BOLA, TRAVE E CANELA-Lenivaldo Aragão

 GENTIL, DE DEGRAU EM DEGRAU, PARA O POVÃO VER


 

Gentil Cardoso sempre jogou para a torcida (Foto: Trivela)

 Gentil Cardoso marcou plenamente sua passagem pelo futebol brasileiro. Recifense da Torre, logo cedo ganhou o mundo. Antes de tornar-se treinador foi quase tudo: engraxate, motorneiro (condutor de bonde), garçom, padeiro e marinheiro – era oficial reformado da Marinha do Brasil –, além de ter passado pela Aeronáutica. Tinha um conhecimento geral bastante amplo. Sempre citava os filósofos Cícero e Sócrates, lia Rui Barbosa e seguia os preceitos de Mahatma Ghandi.

 Em Pernambuco treinou Sport duas vezes (1955 e 66), Santa Cruz (1959) e Náutico (1960). Por todos foi campeão, menos em 66. Depois de ter dado o título ao Santa Cruz em 1959, dirigiu a Cacareco – a Seleção Pernambucana que representou o Brasil num Campeonato Sul-Americano, hoje Copa América.

A célebre frase “vai dar zebra” foi criação sua. Comandava o Bonsucesso, quando na véspera de um jogo, numa entrevista, soltou sua sentença. Diante da estranheza do repórter, explicou: “É que a zebra não faz parte dos 25 animais da roleta do jogo do bicho. Assim é o Bonsucesso. Vai dar um bicho que não tá na roleta e que ninguém fala nele.” O bicho pegou.

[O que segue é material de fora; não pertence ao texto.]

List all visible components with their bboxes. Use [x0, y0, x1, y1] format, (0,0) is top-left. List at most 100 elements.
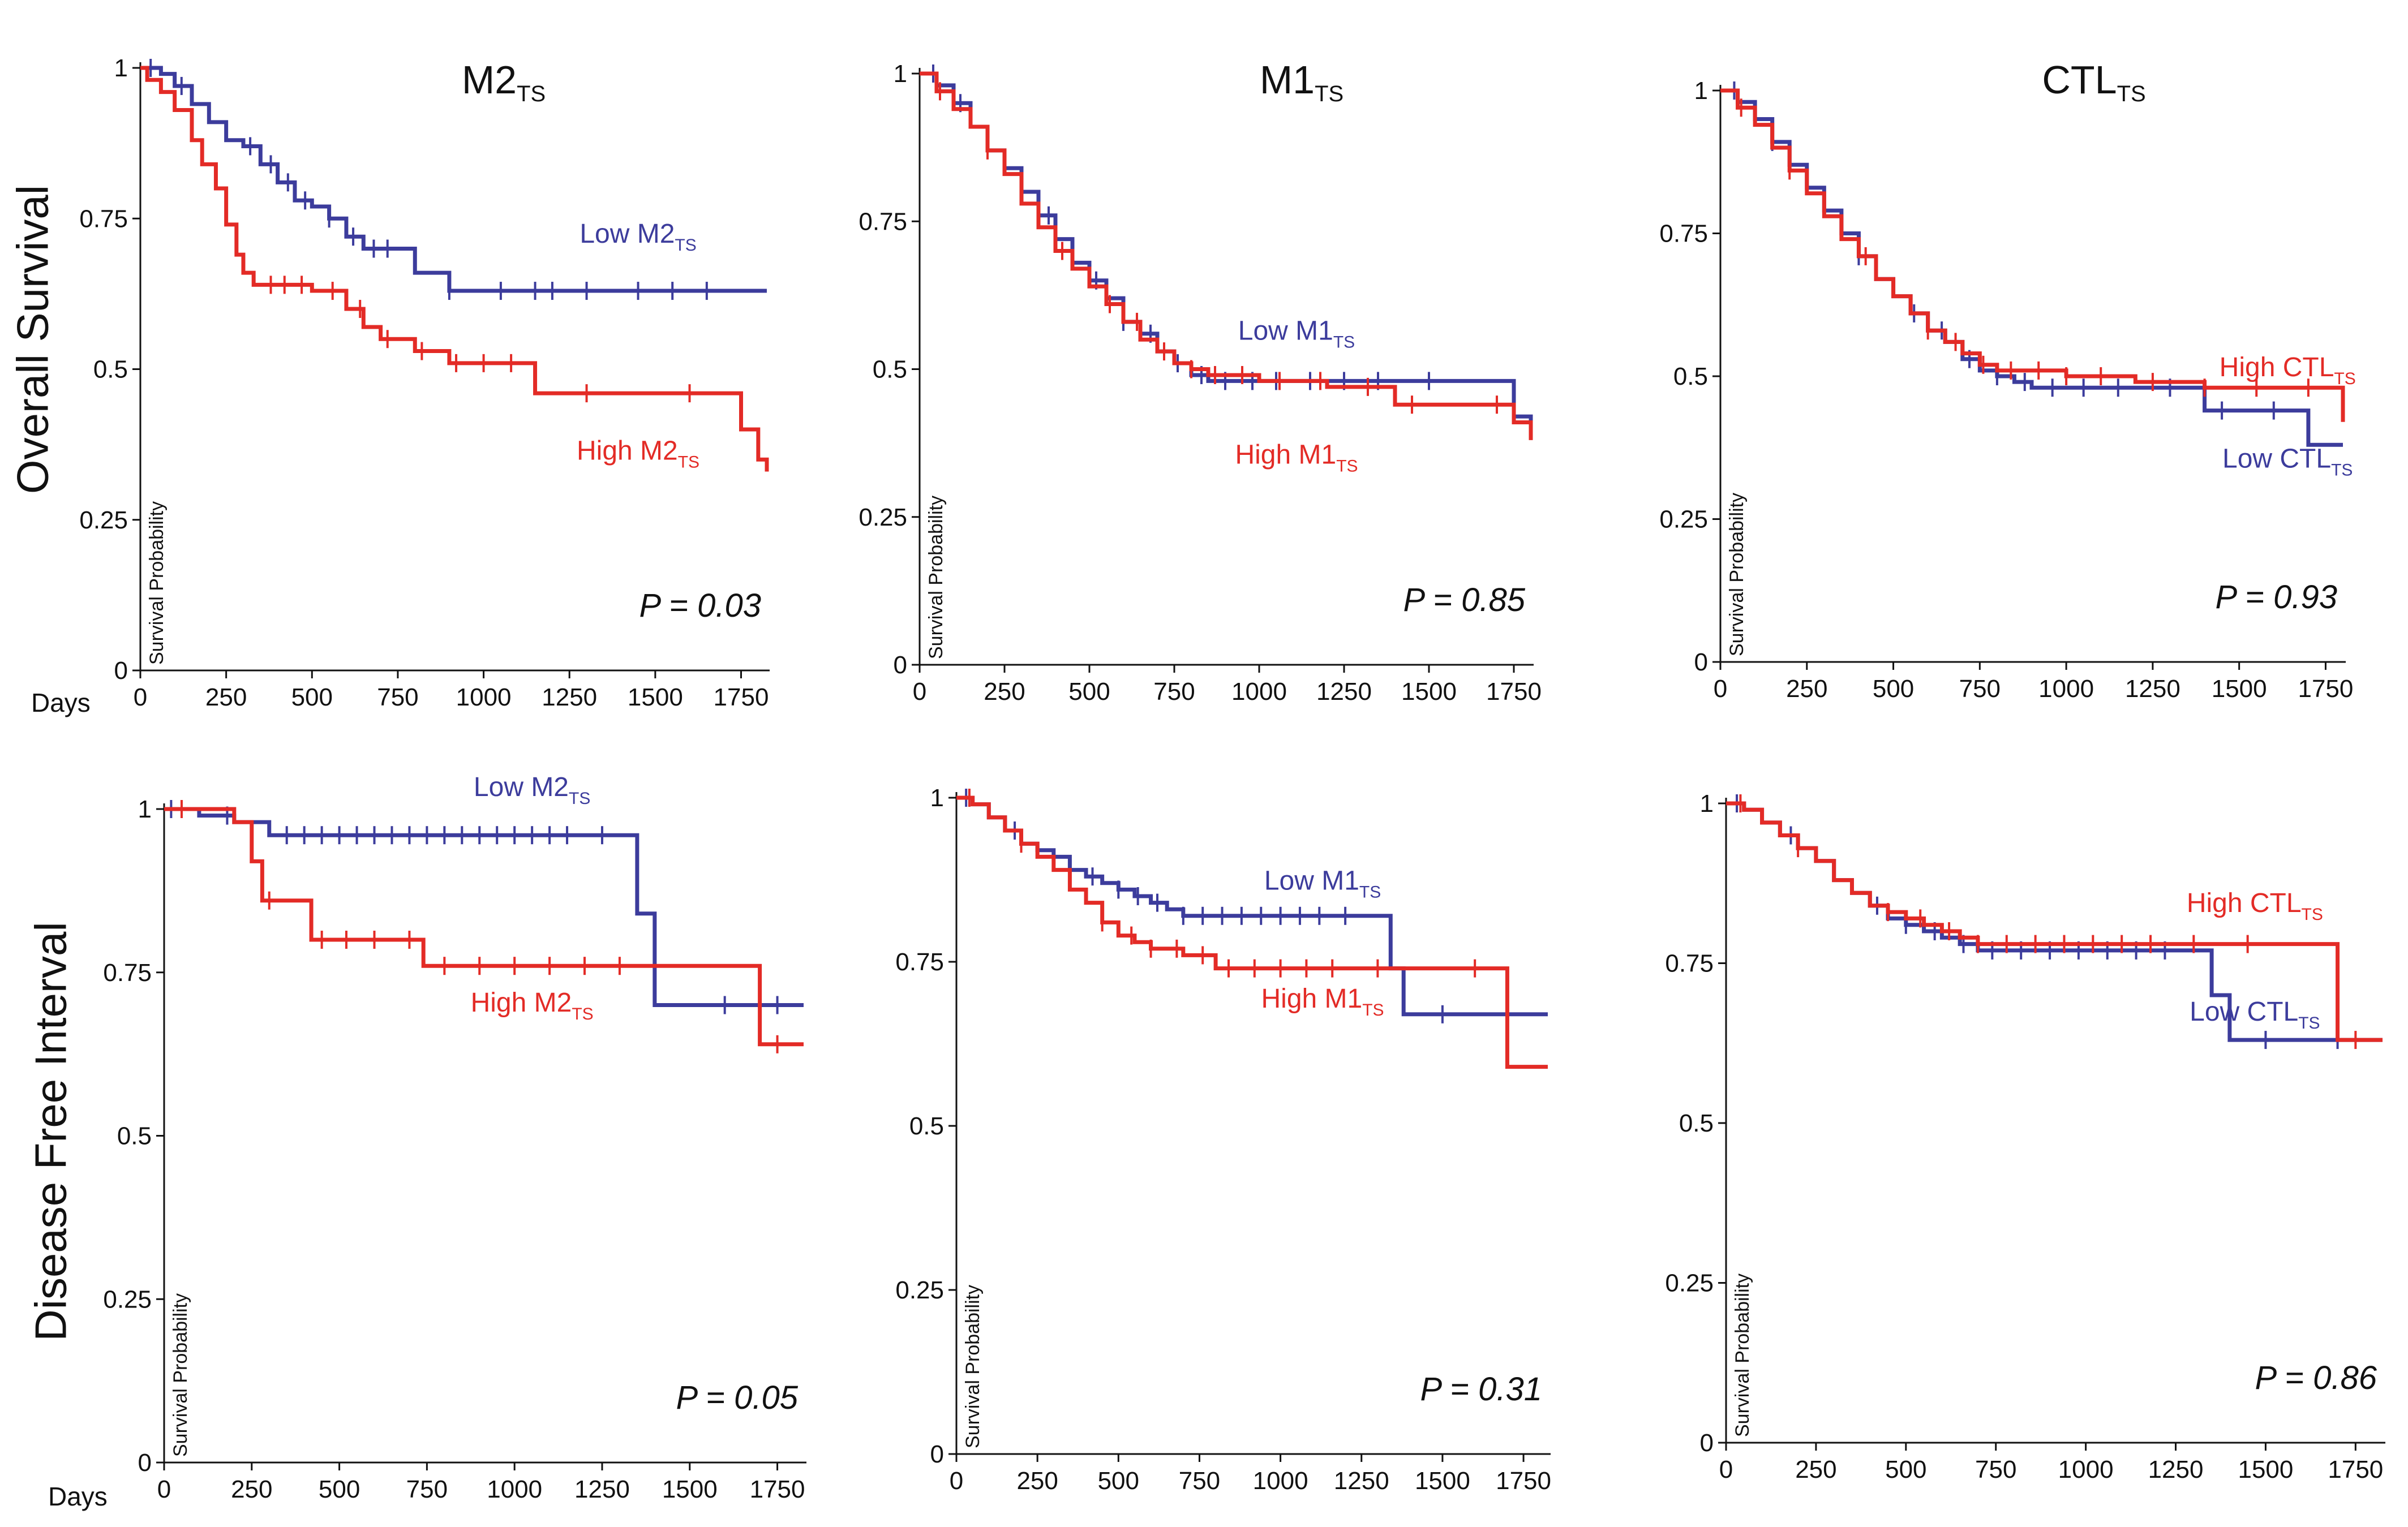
y-tick-label: 0.5 — [117, 1122, 152, 1150]
y-axis-label: Survival Probability — [925, 496, 947, 659]
x-tick-label: 1000 — [1253, 1467, 1308, 1495]
series-label-high: High CTLTS — [2187, 888, 2323, 924]
x-tick-label: 750 — [1959, 675, 2001, 703]
x-tick-label: 1500 — [628, 683, 683, 711]
y-axis-label: Survival Probability — [146, 501, 168, 665]
days-label-bottom: Days — [48, 1482, 108, 1511]
x-tick-label: 500 — [1885, 1456, 1926, 1483]
x-tick-label: 750 — [1153, 678, 1195, 706]
series-label-high: High M2TS — [577, 436, 699, 471]
y-tick-label: 0 — [894, 651, 907, 679]
x-tick-label: 1250 — [1334, 1467, 1389, 1495]
p-value: P = 0.03 — [639, 587, 761, 624]
p-value: P = 0.85 — [1403, 582, 1525, 618]
y-tick-label: 0.5 — [93, 356, 128, 384]
panel-title: CTLTS — [2042, 58, 2145, 106]
y-tick-label: 0.25 — [1665, 1270, 1714, 1297]
y-tick-label: 0.75 — [895, 948, 944, 976]
km-curve-low — [956, 795, 1548, 1017]
y-tick-label: 0.5 — [1679, 1109, 1714, 1137]
p-value: P = 0.31 — [1420, 1371, 1542, 1408]
series-label-high: High CTLTS — [2220, 352, 2356, 388]
days-label-top: Days — [31, 688, 91, 717]
x-tick-label: 500 — [1098, 1467, 1139, 1495]
x-tick-label: 750 — [1975, 1456, 2016, 1483]
y-tick-label: 0.5 — [909, 1112, 944, 1140]
p-value: P = 0.86 — [2255, 1360, 2377, 1396]
x-tick-label: 1500 — [2238, 1456, 2293, 1483]
km-panel-2: 0 0.25 0.5 0.75 1 0 250 500 750 1000 1250 1500 1750 S… — [859, 58, 1542, 706]
y-tick-label: 1 — [930, 784, 944, 812]
series-label-low: Low CTLTS — [2222, 444, 2353, 480]
x-tick-label: 1500 — [662, 1476, 718, 1503]
y-tick-label: 0.25 — [895, 1276, 944, 1304]
x-tick-label: 0 — [913, 678, 926, 706]
x-tick-label: 1750 — [750, 1476, 805, 1503]
y-tick-label: 1 — [114, 54, 128, 82]
y-tick-label: 0 — [1694, 648, 1708, 676]
y-axis-label: Survival Probability — [962, 1285, 984, 1448]
x-tick-label: 500 — [1873, 675, 1914, 703]
x-tick-label: 0 — [157, 1476, 171, 1503]
x-tick-label: 1500 — [1415, 1467, 1470, 1495]
x-tick-label: 1250 — [2148, 1456, 2204, 1483]
x-tick-label: 1250 — [1316, 678, 1372, 706]
x-tick-label: 1750 — [2298, 675, 2353, 703]
x-tick-label: 1250 — [542, 683, 597, 711]
x-tick-label: 500 — [1068, 678, 1110, 706]
x-tick-label: 1750 — [1486, 678, 1542, 706]
series-label-low: Low CTLTS — [2190, 997, 2320, 1033]
y-tick-label: 0 — [114, 657, 128, 685]
p-value: P = 0.93 — [2215, 579, 2337, 616]
x-tick-label: 750 — [1179, 1467, 1220, 1495]
series-label-low: Low M1TS — [1264, 866, 1381, 901]
km-curve-high — [956, 795, 1548, 1069]
x-tick-label: 250 — [1786, 675, 1827, 703]
x-tick-label: 500 — [291, 683, 333, 711]
y-axis-label: Survival Probability — [1726, 493, 1748, 656]
series-label-low: Low M1TS — [1238, 316, 1355, 351]
y-tick-label: 1 — [138, 795, 152, 823]
y-tick-label: 1 — [1694, 77, 1708, 105]
y-tick-label: 0.75 — [1665, 950, 1714, 978]
x-tick-label: 1000 — [1231, 678, 1287, 706]
y-axis-label: Survival Probability — [1732, 1274, 1753, 1437]
x-tick-label: 250 — [205, 683, 247, 711]
y-axis-label: Survival Probability — [170, 1293, 191, 1457]
x-tick-label: 250 — [1016, 1467, 1058, 1495]
km-curve-low — [1720, 88, 2343, 447]
series-label-high: High M1TS — [1235, 440, 1358, 476]
x-tick-label: 0 — [1714, 675, 1727, 703]
km-panel-6: 0 0.25 0.5 0.75 1 0 250 500 750 1000 1250 1500 1750 S… — [1665, 790, 2385, 1483]
km-curve-high — [920, 71, 1533, 440]
y-tick-label: 0.75 — [103, 959, 152, 987]
y-tick-label: 0.5 — [1673, 363, 1708, 390]
series-label-low: Low M2TS — [580, 219, 696, 255]
series-label-high: High M2TS — [471, 988, 594, 1023]
x-tick-label: 1000 — [2058, 1456, 2114, 1483]
p-value: P = 0.05 — [676, 1379, 798, 1416]
x-tick-label: 1000 — [456, 683, 512, 711]
x-tick-label: 0 — [950, 1467, 963, 1495]
x-tick-label: 1750 — [1496, 1467, 1551, 1495]
x-tick-label: 750 — [406, 1476, 448, 1503]
x-tick-label: 750 — [377, 683, 418, 711]
series-label-high: High M1TS — [1261, 984, 1384, 1020]
km-curve-high — [140, 66, 769, 472]
km-curve-low — [164, 807, 804, 1007]
panel-title: M2TS — [462, 58, 546, 106]
x-tick-label: 1500 — [1401, 678, 1457, 706]
x-tick-label: 0 — [1719, 1456, 1733, 1483]
km-curve-high — [164, 807, 804, 1047]
x-tick-label: 1000 — [2038, 675, 2094, 703]
km-panel-5: 0 0.25 0.5 0.75 1 0 250 500 750 1000 1250 1500 1750 S… — [895, 784, 1551, 1495]
x-tick-label: 1250 — [2125, 675, 2180, 703]
y-tick-label: 1 — [894, 60, 907, 88]
x-tick-label: 1750 — [714, 683, 769, 711]
x-tick-label: 1000 — [487, 1476, 542, 1503]
x-tick-label: 250 — [984, 678, 1025, 706]
series-label-low: Low M2TS — [474, 772, 590, 808]
x-tick-label: 250 — [231, 1476, 272, 1503]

Outra que ficou na história: “Deem-me Ademir, que eu lhes darei o campeonato”. Foi atendido pelos dirigentes do Fluminense, em 1946, e cumpriu a promessa. O uso de um megafone nos treinos era uma característica sua.

Depois do êxito de 1955 com o Sport, Gentil voltou a aportar no Recife em 1959, contratado pelo Santa Cruz. A notícia repercutiu favoravelmente, devido ao imenso prestígio de que gozava. Recebido festivamente pela massa, o Velho Marinheiro pegou de cara um amistoso contra o América carioca. Jogo na Ilha do Retiro.

O povão  compareceu em peso. Os cariocas partiram para cima e quando a Cobra Coral abriu os olhos estava perdendo por 3 a 1. Gentil encontrava-se nas cadeiras, com os dirigentes, observando. No intervalo, com o time perdendo, resolveu dar uma mãozinha. Mesmo porque só tinha a lucrar. Se o Santa perdesse, ninguém iria lhe atribuir o fracasso. Se desse o contrário, tome elogio. Dadas as instruções aos jogadores, resolveu permanecer lá por baixo, na boca do túnel.

Tratava-se de uma jogada estratégica, sem dúvida. Como não havia assumido oficialmente, se as coisas desandassem, era só dar dois ou três passos para trás naquela de ‘faz de que conta que não é comigo, ninguém me viu’, e ir sumindo escada abaixo.

Os que estavam nas arquibancadas mais próximas reconheciam-no pelo costumeiro boné. O Santa começou a reagir e Gentil foi aparecendo aos poucos, mudando de degrau na escada do túnel, à medida em que o time crescia. Saiu o segundo gol tricolor, e ele já deixou meio corpo do lado de fora, em condições de ser visto. Vem o gol de empate e Gentil não resiste. Sai de vez da boca do túnel, aparecendo de corpo inteiro e sendo ovacionado pela torcida. Tudo dentro do figurino, muito ao seu estilo.